West of the Jordan River
(Israel/France, 88 min.)
Dir. Amos Gitai
In 1982, a renowned Israeli director Amos Gitai visited the occupied territories of the Gaza Strip and the West Bank to film Field Diary, a documentary that chronicles the region’s escalating tensions. At the time, Gitai and his crew were deeply concerned about the daring vehemence of the right-wing Israeli movement.
In his new documentary, West of the Jordan River, which has its North American premiere at VIFF, Gitai resumes the discussion he started in the 1980s with vigor, resilience and determination. Through multiple interviews with journalists, activists, civilians and politicians, Gitai voices a wide range of concerns, ideas and forewarnings that have infiltrated the area. With his attentive dialogues and provocative conversations, the filmmaker makes the audience ponder the permeating conflict between Israel and Palestine.
The film mostly features images and voices of the present with a few scenes dating back to 1994 including the interviews Gitai shot with former Israeli prime minister Yitzhak Rabin prior to his assassination. Advocating for a peaceful solution to the Israel-Palestine conflict, Rabin was assassinated by a right-wing Jewish extremist in 1995. Since then, the attempts to restore the once-affable Israel-Palestine ties have been eradicated. Through offering the footage of Gitai’s interviews with Rabin in 1994, the filmmaker pays tribute to the former leader’s attempts to build fertile dialogue and condemns the contemporary Israeli leadership.
While Gitai mostly articulates the views of the liberal Jewish-Arab community, he interviews a few right-wing Israelis, such as deputy minister of foreign affairs Tzipi Hotovely. Like most of the contemporary Israeli politicians, Hotovely doesn’t follow Rabin’s legacy of peaceful negotiations. She opposes the two-state solution and rejects to use the term “occupation,” a growing tendency among the rightward movement.
Hotovely’s views illustrate the qualms of the left-wing journalists and members of NGO organizations with whom Gitai also speaks. An Israeli journalist, Ari Shavit, for instance, dreads that the current Israeli legislations will bring the country to an end. According to Shavit, the Israeli colonization of the Palestinian land contradicts Jewish and Zionist values. He argues that if Israel doesn’t change its policy in the next ten years, it will “pass the point of no return,” which is the recurrent expression throughout the film.
Gitai approaches all his subjects, Palestinians and Israelis, with straightforward and explicit questions. His alluring personality and palpable passion for the topic enlivens the film, which otherwise might have come across as uninteresting. While the structure of his documentary is pretty trivial, consisting almost solely of in-person interviews and conversations, Gitai’s resilient pursuit of answers is captivating and resonant.

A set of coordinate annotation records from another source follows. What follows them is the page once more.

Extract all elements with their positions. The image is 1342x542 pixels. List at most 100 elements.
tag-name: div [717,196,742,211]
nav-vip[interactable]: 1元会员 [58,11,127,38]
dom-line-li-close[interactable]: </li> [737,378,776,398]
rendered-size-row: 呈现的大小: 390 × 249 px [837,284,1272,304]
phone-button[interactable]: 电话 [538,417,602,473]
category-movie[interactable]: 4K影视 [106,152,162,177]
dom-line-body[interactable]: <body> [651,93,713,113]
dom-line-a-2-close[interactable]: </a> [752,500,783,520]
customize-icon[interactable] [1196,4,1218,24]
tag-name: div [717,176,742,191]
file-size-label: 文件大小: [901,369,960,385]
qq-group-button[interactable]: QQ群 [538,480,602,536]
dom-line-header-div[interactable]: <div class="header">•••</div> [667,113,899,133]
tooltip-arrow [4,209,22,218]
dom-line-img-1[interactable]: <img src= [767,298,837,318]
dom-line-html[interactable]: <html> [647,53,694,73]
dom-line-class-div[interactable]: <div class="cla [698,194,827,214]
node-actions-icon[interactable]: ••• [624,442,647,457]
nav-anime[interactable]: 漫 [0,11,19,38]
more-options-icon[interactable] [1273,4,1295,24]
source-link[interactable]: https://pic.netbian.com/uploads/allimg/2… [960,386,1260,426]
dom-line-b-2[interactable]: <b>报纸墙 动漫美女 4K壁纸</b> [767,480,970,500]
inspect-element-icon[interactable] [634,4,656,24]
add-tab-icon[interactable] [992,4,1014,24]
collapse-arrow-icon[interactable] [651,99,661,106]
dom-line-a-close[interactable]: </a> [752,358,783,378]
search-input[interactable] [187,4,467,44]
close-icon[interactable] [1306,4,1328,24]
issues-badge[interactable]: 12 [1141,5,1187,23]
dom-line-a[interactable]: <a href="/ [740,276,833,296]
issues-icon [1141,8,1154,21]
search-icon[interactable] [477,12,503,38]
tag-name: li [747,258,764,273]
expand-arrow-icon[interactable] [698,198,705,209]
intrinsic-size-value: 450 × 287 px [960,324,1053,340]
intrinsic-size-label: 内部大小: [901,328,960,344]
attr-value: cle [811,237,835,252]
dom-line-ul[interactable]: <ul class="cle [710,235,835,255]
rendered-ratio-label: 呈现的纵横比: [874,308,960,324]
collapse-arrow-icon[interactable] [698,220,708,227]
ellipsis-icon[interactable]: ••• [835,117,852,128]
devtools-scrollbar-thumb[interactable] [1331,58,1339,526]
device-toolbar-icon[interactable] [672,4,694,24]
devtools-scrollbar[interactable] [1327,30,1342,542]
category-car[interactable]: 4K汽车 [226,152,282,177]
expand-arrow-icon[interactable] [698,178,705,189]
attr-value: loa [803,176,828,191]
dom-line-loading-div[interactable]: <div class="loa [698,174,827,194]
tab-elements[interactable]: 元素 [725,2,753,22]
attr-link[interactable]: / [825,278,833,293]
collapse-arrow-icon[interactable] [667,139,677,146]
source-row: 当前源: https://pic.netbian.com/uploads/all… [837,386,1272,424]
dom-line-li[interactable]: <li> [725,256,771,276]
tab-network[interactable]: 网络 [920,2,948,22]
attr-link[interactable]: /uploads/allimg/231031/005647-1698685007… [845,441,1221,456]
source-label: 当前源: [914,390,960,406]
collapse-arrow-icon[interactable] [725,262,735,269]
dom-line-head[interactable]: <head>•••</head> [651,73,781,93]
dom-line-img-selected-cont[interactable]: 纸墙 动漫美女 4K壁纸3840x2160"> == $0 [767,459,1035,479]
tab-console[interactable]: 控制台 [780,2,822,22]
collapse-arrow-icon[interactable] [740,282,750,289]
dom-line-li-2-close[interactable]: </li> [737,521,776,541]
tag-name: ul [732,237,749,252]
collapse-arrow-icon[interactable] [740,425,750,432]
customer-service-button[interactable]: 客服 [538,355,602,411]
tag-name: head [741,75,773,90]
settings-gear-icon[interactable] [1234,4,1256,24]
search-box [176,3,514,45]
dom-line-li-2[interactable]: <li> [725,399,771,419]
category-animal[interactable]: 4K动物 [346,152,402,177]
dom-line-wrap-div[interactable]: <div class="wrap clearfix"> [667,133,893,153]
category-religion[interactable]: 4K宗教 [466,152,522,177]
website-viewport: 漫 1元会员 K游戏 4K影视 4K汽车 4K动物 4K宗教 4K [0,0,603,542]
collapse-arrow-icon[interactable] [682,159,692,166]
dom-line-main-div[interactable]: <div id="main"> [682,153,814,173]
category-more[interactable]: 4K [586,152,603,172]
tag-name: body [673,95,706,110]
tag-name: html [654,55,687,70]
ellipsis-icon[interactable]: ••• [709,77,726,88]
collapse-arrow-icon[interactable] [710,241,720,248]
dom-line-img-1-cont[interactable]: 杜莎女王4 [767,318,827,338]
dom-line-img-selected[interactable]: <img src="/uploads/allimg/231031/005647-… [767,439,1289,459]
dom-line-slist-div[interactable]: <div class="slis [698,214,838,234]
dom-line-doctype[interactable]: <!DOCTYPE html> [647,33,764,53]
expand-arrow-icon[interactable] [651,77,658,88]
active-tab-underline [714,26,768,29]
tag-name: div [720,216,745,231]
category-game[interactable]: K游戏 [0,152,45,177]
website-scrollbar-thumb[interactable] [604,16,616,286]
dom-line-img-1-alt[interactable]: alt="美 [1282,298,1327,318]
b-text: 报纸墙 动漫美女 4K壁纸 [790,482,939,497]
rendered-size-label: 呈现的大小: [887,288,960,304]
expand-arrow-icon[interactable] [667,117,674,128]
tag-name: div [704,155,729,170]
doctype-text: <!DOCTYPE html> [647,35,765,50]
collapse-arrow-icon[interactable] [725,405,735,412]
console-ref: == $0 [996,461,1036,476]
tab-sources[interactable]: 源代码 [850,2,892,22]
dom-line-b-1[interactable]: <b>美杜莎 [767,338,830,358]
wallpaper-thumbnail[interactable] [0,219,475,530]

Gitai’s portrait of the current Israel-Palestine relations is both enrapturing and harrowing due to its high level of pragmatism. Gitai doesn’t spare any time on aesthetic components of his film. Rarely does one come across an artist who is so obviously indifferent to his work’s visual representation. West of the Jordan River, despite being aesthetically simplistic, is a documentary of astounding complexity and force. Not only does it encompass the efforts and failures to end the Israel-Palestine perpetual struggle, but it captures the political and social attitudes of Palestinian and Israeli populace with the level of detail unfamiliar to mainstream media.
In Gitai’s interview with Rabin in 1994, the former prime minister says, “we must first make intermediate steps which would bring, by their success, evidence that peaceful coexistence is possible.” Gitai exemplifies Rabin’s objectives by ending his film at the backgammon tournament between Israelis and Palestinians. This peaceful and joyful event shows both people sharing the same culture and illustrates “the step” that people take towards reaching agreement and achieving unity. Ending his generally somber film on such an amiable note isn’t idealistic, but is realistic and pragmatic as it echoes the region’s existing and poised longing for tolerance.